Edel Harris, chief executive of the learning disability charity Mencap, said many care workers will be disappointed by the ruling, and called on the government to reform legislation covering “sleep-in” payments, which she described as “out of date and unfair”.

She said:

Mencap contested this case because of the devastating unfunded back-pay liabilities facing providers across the sector.

This was estimated at £400 million. Sleep-ins are a statutory care service which should be funded by local authorities and, ultimately, Government.

Care England, the body that represents independent care providers, said it welcomed the ruling. Professor Martin Green, chief executive of Care England, said:

After a lot of uncertainty it is useful to have this ruling from the Supreme Court. Our staff are our best resource and need to be valued as such.

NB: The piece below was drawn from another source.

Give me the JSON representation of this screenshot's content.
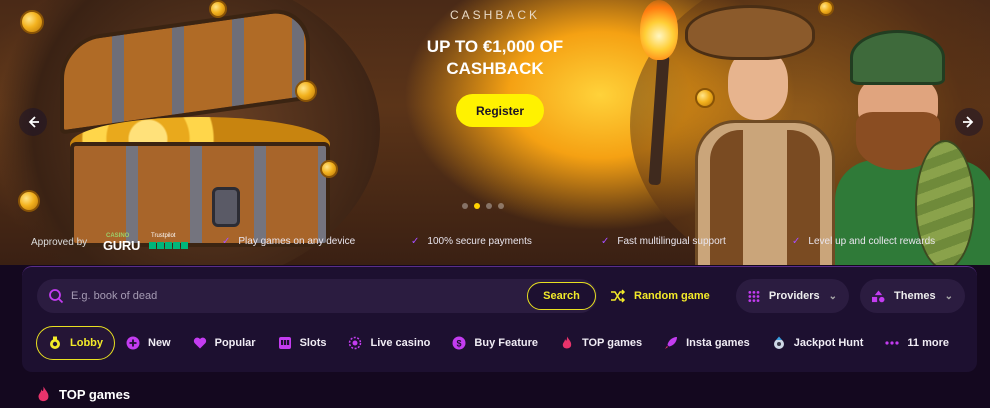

This is all part of the broader picture of the much-needed reform of the adult social care sector which we will continue to press the Government on.

Good news for the care-for-profit sector

Matthew Wort, a partner at Anthony Collins Solicitors, which represented Care England in its intervention in the Supreme Court case, said the decision meant care providers “no longer face a potentially catastrophic financial outcome”.

He said:

This case was not about what care workers should be paid. Instead, it focused on the interpretation of national minimum wage regulations, with the law and previous government guidance making clear that carers are not working while asleep.

Today’s judgment puts an end to many years of uncertainty. It should be seen as a line in the sand, with the focus now on ensuring changes are made in how workers are remunerated to ensure appropriate pay for time asleep.

However, trade union Unison described the decision as a “huge disappointment” and “a huge blow” to care workers.

Unison general secretary Christina McAnea said:

No-one is a winner from today’s judgment. Everyone loses until the Government intervenes to mend a broken system that relies on paying skilled staff a pittance.

This dire situation was ignored by the Government for years before Covid, and again in the recent budget.

Today’s judgment shows ministers can’t disregard the desperate need for major reform a moment longer.